Андрей взглянул на Пафнутьева и отвернулся к трамваю, который с душераздирающим скрежетом разворачивался на перекрестке. Этот скрежет избавлял Андрея от необходимости что-то отвечать. Поворот в разговоре получился настолько неожиданным, что Андрей не знал, что ответить. Когда трамвай скрылся в тумане, он проговорил негромко:
- Я должен привыкнуть к этой мысли.
- Привыкай. А я пока начну потихоньку шевелиться.
- Это в каком смысле?
- Начну работать по внедрению тебя в органы прокуратуры, - усмехнулся Пафнутьев. Это не так просто, как может показаться новому человеку. Мы сами не заметили, как оказались в какой-то бандитской стране, где все делается дикими способами. Ты думаешь что если великодушно согласишься прийти в прокуратуру водителем, то достаточно написать заявление и утром выйти на работу? Ни фига. Я должен выйти на нужного человека, заверить его в своих самых добрых к нему чувствах, распить с ним бутылку водки, да не одну, подарить ему какую-нибудь заморскую штуковину, какое-нибудь электронное дерьмо, выручить его племянника, которому грозит два-три-четыре года за хулиганство, изнасилование, за неуплату налогов, помочь другому племяннику обзавестись киоском на площади... И только тогда, Андрей, только тогда он с доброжелательным вниманием прочтет твое заявление.

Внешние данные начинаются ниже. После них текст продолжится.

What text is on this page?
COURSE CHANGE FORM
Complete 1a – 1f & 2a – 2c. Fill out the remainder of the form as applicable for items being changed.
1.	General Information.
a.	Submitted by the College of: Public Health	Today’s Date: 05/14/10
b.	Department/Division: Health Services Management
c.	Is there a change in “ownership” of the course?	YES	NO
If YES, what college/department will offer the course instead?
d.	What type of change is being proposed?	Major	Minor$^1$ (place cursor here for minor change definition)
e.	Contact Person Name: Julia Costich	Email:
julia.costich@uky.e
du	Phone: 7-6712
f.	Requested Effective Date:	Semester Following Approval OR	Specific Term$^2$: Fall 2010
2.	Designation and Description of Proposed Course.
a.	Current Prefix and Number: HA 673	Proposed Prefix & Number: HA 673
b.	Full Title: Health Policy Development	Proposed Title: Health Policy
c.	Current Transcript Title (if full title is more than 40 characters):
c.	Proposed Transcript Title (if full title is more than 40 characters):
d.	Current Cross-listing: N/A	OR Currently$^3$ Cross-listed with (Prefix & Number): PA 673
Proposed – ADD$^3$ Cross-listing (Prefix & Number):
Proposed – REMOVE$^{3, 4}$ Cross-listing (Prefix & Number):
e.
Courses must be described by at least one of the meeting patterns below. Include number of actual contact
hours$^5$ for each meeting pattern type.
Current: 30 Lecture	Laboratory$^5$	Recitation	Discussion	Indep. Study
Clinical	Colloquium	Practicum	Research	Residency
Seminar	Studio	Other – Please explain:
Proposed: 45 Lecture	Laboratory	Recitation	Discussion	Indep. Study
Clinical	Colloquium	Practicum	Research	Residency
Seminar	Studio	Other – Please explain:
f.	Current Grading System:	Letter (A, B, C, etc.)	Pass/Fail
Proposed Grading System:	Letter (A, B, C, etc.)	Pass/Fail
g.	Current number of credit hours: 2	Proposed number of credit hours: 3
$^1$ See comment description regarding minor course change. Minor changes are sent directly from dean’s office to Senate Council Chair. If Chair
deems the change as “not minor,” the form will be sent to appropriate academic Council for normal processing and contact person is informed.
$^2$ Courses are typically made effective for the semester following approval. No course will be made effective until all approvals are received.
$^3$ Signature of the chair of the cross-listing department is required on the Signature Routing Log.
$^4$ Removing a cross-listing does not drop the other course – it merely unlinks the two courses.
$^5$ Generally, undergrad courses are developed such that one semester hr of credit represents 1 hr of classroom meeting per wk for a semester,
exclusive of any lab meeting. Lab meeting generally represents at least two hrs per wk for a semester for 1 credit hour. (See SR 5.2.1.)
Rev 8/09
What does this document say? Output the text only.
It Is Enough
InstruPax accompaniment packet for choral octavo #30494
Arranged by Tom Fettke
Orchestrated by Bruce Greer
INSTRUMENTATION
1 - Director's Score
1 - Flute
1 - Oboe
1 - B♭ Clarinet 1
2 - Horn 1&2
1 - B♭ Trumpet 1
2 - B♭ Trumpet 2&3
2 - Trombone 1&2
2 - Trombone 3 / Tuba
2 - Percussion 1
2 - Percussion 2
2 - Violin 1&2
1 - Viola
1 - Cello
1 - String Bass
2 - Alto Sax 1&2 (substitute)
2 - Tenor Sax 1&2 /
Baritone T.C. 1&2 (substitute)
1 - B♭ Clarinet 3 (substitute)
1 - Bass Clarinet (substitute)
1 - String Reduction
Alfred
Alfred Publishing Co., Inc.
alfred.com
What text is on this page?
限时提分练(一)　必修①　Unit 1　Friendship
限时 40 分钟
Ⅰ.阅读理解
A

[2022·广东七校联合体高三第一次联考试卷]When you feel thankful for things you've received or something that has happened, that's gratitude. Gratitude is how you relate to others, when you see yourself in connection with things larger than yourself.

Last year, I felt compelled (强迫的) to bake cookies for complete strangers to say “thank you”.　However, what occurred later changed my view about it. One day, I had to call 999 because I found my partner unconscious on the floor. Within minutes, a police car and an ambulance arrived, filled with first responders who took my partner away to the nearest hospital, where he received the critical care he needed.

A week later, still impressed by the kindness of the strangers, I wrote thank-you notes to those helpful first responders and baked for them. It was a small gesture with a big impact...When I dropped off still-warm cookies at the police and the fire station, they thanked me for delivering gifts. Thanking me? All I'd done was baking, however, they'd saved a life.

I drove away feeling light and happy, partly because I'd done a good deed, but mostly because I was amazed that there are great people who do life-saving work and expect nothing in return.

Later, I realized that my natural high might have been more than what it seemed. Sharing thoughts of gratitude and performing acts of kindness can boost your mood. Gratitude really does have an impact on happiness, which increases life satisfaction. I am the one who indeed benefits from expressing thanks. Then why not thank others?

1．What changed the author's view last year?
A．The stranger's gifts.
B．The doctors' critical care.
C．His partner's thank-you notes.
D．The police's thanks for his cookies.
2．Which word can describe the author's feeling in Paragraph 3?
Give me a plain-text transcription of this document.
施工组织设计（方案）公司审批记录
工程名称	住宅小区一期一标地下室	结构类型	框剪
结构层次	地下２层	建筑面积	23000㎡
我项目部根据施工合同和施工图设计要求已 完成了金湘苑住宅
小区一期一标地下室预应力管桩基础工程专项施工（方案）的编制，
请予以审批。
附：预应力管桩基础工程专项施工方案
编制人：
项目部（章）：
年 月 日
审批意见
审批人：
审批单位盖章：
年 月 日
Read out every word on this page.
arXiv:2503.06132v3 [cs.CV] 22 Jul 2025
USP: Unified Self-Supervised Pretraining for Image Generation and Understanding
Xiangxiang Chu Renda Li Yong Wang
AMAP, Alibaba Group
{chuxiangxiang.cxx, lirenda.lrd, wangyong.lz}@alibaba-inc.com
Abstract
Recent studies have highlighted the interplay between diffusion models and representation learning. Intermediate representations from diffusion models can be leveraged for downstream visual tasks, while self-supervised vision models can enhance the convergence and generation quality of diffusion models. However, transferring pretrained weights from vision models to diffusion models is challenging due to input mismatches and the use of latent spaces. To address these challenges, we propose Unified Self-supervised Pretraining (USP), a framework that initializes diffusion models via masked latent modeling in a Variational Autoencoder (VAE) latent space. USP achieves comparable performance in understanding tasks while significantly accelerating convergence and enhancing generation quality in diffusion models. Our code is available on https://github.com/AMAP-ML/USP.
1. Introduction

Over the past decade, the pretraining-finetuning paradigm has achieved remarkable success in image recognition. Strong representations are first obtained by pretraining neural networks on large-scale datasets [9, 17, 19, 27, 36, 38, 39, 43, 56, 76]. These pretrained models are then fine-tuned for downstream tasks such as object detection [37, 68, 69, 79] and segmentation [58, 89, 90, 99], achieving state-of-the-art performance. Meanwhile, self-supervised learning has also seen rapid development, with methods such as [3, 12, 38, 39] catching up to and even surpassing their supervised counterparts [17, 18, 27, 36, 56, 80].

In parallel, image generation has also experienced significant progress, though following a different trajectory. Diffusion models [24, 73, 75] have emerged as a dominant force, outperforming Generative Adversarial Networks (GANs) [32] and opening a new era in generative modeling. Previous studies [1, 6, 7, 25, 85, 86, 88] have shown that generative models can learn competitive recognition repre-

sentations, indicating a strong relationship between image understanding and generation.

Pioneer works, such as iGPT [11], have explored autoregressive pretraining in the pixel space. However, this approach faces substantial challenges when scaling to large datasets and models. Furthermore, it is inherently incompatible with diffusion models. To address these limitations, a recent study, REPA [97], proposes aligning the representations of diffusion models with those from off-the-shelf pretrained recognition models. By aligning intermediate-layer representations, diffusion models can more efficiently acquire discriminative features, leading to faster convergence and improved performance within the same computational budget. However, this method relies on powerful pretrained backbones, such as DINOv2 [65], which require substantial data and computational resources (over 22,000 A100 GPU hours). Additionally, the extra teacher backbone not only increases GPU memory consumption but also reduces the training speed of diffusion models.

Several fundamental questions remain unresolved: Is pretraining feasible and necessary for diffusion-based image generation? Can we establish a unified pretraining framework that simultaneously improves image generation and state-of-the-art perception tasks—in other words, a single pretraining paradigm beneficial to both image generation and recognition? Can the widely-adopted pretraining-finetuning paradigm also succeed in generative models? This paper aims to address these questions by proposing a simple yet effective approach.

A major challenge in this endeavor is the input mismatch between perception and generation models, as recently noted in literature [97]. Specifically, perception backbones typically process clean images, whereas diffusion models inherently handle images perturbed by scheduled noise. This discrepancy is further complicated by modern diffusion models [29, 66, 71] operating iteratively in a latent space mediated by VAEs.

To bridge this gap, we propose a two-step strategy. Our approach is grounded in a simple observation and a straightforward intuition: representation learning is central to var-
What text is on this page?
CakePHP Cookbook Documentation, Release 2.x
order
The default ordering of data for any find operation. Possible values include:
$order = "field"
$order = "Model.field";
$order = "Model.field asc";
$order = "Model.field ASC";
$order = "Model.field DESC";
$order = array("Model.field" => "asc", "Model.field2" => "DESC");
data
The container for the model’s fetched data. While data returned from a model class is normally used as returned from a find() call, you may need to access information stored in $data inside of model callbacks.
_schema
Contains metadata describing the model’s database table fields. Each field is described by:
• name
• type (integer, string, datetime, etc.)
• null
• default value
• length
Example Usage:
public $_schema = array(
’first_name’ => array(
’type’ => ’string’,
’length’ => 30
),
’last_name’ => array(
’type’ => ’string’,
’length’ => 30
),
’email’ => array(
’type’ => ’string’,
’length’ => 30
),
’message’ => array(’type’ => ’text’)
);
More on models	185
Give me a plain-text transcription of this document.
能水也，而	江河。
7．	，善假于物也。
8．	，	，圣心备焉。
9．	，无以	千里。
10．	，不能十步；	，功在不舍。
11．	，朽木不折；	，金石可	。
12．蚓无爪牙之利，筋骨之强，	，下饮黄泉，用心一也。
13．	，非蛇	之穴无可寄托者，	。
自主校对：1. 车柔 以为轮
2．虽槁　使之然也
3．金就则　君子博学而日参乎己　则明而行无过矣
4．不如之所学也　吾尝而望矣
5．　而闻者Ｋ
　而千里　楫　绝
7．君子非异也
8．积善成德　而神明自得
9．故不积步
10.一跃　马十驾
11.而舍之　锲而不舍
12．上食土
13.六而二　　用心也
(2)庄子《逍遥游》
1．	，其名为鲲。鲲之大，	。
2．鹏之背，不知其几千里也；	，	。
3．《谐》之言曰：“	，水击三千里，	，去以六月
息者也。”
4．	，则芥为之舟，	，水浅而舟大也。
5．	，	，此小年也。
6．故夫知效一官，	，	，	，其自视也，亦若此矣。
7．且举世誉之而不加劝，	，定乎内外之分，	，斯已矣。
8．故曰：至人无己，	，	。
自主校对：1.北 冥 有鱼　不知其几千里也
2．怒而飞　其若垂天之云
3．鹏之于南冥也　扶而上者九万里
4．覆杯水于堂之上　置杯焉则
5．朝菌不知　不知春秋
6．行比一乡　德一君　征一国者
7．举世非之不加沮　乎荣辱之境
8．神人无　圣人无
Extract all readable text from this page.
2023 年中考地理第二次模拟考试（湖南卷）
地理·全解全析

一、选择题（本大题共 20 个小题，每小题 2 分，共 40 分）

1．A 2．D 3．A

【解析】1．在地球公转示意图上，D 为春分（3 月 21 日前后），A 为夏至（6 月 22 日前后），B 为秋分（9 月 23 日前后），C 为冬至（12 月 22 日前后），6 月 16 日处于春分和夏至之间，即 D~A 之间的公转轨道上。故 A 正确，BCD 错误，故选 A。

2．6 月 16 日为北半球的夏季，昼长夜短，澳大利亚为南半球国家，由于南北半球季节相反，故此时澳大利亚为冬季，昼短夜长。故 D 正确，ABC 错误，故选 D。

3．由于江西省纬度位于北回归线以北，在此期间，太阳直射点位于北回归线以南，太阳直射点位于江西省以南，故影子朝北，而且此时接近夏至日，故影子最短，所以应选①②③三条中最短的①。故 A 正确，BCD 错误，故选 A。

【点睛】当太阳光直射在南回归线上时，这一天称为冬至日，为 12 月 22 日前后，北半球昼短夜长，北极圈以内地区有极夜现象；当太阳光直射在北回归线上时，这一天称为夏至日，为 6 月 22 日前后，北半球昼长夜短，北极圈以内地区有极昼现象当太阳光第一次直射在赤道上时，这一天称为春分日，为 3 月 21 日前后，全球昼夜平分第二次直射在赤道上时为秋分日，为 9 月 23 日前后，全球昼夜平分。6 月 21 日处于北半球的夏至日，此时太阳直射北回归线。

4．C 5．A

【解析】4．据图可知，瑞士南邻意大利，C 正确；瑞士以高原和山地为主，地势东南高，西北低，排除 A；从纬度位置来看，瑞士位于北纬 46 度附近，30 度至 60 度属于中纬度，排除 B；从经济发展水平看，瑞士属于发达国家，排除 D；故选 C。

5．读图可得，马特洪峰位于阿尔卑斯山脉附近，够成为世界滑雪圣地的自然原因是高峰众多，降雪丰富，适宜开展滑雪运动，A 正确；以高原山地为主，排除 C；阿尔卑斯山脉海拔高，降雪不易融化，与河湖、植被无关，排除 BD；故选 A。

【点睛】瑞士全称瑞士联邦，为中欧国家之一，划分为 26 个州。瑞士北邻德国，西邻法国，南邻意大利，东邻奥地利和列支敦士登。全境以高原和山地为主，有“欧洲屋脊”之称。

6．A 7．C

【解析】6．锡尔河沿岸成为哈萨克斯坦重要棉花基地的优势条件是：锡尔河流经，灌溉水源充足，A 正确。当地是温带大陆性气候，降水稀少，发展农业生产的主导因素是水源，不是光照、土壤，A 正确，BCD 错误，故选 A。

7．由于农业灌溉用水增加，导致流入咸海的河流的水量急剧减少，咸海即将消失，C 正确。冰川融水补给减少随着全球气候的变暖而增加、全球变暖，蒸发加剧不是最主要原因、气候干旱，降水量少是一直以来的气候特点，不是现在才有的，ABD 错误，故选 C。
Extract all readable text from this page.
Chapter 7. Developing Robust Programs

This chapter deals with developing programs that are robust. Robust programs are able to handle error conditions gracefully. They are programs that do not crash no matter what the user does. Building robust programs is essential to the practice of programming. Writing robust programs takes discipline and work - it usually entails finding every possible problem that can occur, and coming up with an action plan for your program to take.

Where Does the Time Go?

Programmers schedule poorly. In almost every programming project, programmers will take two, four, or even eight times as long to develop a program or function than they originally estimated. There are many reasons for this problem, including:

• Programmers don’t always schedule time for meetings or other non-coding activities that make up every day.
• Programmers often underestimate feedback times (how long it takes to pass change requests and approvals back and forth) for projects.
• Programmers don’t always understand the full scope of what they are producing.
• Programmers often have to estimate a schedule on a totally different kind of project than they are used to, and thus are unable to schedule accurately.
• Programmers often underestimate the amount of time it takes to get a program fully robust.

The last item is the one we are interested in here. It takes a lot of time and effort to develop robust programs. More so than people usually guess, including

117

При этом он не должен почувствовать никакой для себя опасности, он должен увидеть во мне родственную душу, которая корысти ради, только корысти ради взялась устроить на теплое местечко нужного человека. Если он заподозрит во мне порядочность, преданность делу, если решит, что я, упаси Боже, устраиваю тебя по доброте душевной - все пропало.